İşbu hikmetli ve faziletli yazı, büyük islam âlimi merhum ve mağfur Hüseyin Hilmi Işık Efendinin mümtaz ve kıymetli talebelerinden nakildir Efendim..

Hilmi Efendi'nin, Enver Bey'in kızıyla izdivac talebine verdiği cevap

 Enver Ören Bey'in izdivac talebine cevab mahiyetinde Arabî harflerle yazılmıştır.

Bismillâhirrahmânirrahîm

Selâmün aleyküm kıymetli oğlum Enver Ören bey

Esselâmü aleyküm ve alâ ittibea'l-hüdâ vessalâtü vesselâmü alâ seyyidinâ Muhammedin ve alâ âlihi ve sahbihi ve ezvâcihi ve etbâihi ecmaîn. Âmin.

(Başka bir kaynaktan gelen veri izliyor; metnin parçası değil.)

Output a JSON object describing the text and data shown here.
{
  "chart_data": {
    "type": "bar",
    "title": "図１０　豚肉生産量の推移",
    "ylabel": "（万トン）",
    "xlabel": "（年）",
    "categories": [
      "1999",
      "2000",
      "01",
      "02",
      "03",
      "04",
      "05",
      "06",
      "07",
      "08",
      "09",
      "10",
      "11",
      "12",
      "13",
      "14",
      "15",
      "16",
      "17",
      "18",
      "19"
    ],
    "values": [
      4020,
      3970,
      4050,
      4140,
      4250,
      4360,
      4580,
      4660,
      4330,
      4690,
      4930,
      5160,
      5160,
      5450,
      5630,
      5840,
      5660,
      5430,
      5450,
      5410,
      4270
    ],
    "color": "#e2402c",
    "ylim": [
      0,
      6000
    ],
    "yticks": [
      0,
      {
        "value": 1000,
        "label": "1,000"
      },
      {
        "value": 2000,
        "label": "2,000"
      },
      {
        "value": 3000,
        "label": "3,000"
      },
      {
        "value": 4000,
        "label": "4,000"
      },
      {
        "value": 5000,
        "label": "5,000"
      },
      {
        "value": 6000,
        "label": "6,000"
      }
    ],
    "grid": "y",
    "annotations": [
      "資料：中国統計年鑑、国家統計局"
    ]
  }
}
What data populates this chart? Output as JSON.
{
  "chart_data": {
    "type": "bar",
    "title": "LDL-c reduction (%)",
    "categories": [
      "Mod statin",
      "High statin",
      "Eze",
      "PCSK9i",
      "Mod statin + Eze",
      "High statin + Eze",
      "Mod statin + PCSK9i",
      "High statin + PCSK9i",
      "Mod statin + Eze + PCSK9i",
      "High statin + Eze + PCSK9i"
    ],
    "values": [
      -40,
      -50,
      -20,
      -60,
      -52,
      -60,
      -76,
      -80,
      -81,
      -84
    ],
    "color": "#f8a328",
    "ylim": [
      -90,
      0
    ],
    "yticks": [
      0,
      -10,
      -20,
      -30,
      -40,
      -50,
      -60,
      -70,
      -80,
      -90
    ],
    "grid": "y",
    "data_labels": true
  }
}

Muhterem vâlideniz hanım, fakirhânemize teşrîf ederek kerîmem Âişe Dilvin Hanım'a tâlib olmuşlar. Sizin selâmınızı getirerek kerîmem ile izdivâc etmek istediğinizi bildirmişler. Siz, ahbâbım ve talebem arasında İslâm ahlâkını, insanlık fazîletlerini câmi bulunmakla, din ve dünyâ seâdetini te'min eden tarîk-i müstekîme sâlik olmakla [doğru yolda bulunmakla], mümtâz,afîf,nezîh ve halîm bir şahs-ı âlisiniz. Maddî ve manevî ni'metlere mazhar, güzide ve bahtiyarsınız. Cenâb-ı Hak size olan ihsanlarını artdırsın. Râzı olduğu yoldan ayırmasın. Veliyy-i kâmil Seyyîd Abdülhakîm Efendi (kuddise sirruh) hazretleri ve silsile-i aliyyesi ekâbirinin [büyüklerinin] feyzleri, teveccühleri ve himâyeleri altında bulundursun. Seâdet-i dâreyn ihsan buyursun. Şeytan ve düşman ve nefs-i emmâre şerrinden muhafaza buyursun. Âmin.

Sizin bu arzu ve teklîfiniz, bizim de arzumuzdur. Kerîmem Âişe Dilvin Hanım naz-u ni'am [nimetler] ile büyüdü. Ulûm-i diniyyesini iyi öğrendi. İslâm ahlâkı, iffet, edeb, nezâket sahibi olarak ve bir İslâm hanımına lâzım ve lâyık mezâyâ ve mekârim ve kemâlâtı iktisâb ederek [meziyetleri, şerefleri ve olgunlukları kazanarak] yetişdi. Bütün hayatı müddetince, hiçbir kimseden hiçbir tekdîre ve ihtâra bile sebeb olacak nâ-ma'kul bir hareketi sâdır olmadı. Ailemizden ve ahbablarından kimseyi incitmedi. Hiç kimse tarafından, hiçbir zaman, hiçbir suretle incitilmedi. Bir inci, bir pırlanta gibi yetişdi.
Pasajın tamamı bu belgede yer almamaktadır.